One of the difficulties in performing neonatal research is how to determine the most clinically appropriate outcomes. Bronchopulmonary dysplasia is often used as a dichotomous outcome variable, partly to facilitate the design of research, including combining it with other competing outcomes, such as death. If you die before 36 weeks you don’t have BPD, so that death would be counted as a good pulmonary outcome unless the 2 are combined in some way. Death is a truly dichotomous outcome (as long as zombies don’t really exist) so using ‘death or BPD’ as an outcome makes some sense as long as it is understood that this doesn’t mean they are considered equivalent!
The big downside of this is that lung injury is not a yes or no phenomenon. Lung injury in the preterm is a continuum, and deciding that a good outcome is stopping oxygen 1 day before the baby reaches 36 weeks, and a bad outcome is stopping oxygen 1 day later is patently too simplistic. Defining different severities of BPD is useful clinically, but needs also to be considered in study design, and is still too restrictive, with just 3 categories in the Jobe and Bancalari definitions.
Longer term follow up with evaluation of the functional effects of lung injury needs to be part of trials which address respiratory interventions.

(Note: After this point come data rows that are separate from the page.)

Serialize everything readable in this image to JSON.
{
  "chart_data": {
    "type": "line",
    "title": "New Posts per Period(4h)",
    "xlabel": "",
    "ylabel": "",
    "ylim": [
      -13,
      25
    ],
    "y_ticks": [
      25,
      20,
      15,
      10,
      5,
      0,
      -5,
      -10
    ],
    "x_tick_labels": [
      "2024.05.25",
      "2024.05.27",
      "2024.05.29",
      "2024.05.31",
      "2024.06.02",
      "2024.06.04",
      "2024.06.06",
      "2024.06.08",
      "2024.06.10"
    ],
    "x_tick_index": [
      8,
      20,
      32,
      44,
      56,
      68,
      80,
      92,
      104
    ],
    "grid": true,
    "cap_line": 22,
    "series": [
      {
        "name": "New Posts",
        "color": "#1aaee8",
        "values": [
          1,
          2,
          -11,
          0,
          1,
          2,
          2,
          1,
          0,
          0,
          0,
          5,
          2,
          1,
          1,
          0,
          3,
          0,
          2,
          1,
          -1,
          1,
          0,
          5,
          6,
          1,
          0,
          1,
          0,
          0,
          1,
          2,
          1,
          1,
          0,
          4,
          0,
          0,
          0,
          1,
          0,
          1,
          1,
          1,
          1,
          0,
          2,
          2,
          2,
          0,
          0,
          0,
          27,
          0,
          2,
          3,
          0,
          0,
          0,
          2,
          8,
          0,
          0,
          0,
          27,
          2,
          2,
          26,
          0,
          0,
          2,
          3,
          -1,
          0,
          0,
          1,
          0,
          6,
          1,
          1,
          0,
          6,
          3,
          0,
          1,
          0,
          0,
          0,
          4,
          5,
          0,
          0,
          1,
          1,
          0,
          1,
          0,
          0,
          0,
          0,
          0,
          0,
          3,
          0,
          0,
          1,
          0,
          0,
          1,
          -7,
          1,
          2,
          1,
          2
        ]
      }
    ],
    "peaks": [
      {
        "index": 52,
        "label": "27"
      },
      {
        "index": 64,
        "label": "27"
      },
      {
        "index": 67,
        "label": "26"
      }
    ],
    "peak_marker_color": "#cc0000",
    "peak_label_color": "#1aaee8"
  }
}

A new report of respiratory outcomes of infants in the SUPPORT trial (Stevens TP, Finer NN, Carlo WA, Szilagyi PG, Phelps DL, Walsh MC, Gantz MG, Laptook AR, Yoder BA, Faix RG et al: Respiratory outcomes of the surfactant positive pressure and oximetry randomized trial (SUPPORT). The Journal of pediatrics) has 36 authors reporting on behalf of the trial study group. The collaborating centers followed up babies at 6 monthly intervals for 2 years, data were collected by asking the parents how the infant was doing, in terms of wheezing episodes, cough, re-hospitalization and so on, using a validated questionnaire. They found that :
patients in the CPAP group had lower rates of several important respiratory morbidities at 18-22 months CA, including respiratory illnesses diagnosed by a doctor, treatment with oxygen or diuretics at home, and a trend toward a lower rate of overnight hospitalization for breathing problems.
They also saw a lot of respiratory morbidity among the SUPPORT babies who did not have a diagnosis of BPD (including 7% of them who had home oxygen, which surprised me).
This is consistent with some of the data from the COIN trial which also seemed to show that clinically important longer term pulmonary outcomes in the babies who had CPAP and attempted avoidance of intubation were improved.
This may also be consistent with the findings in 319 survivors aged 11-14 years by Zivanovic and Peacock et al that HFOV improved small airway function, as indicated by the primary outcome of forced expiratory flow at 75% of expired vital capacity and other measures, (NEJM 2014; 2021-30). The authors speculated that, because volumes in HFOV are lower than in mechanical ventilation, this may be the mechanism for a protective effect of HFOV. CPAP uses no (or maybe v. small volumes) compared with mechanical ventilation, so perhaps this provides a similar protective mechanism.
oops – should be NEJM 2014; 370: 2021-30
Further complicating this issue is the fact that not just the severity but the phenotype of BPD is quite variable – some infants have more of a pulmonary hypertension phenotype, others have more tracheobronchomalacia, others have marked wheezing (small airways), and a large proportion have patchy parenchymal lung disease. This reminds me of the situation many decades earlier when all leukemias were lumped together, and progress was achieved only after careful phenotyping identified different sub-categories each of which had different optimal therapies.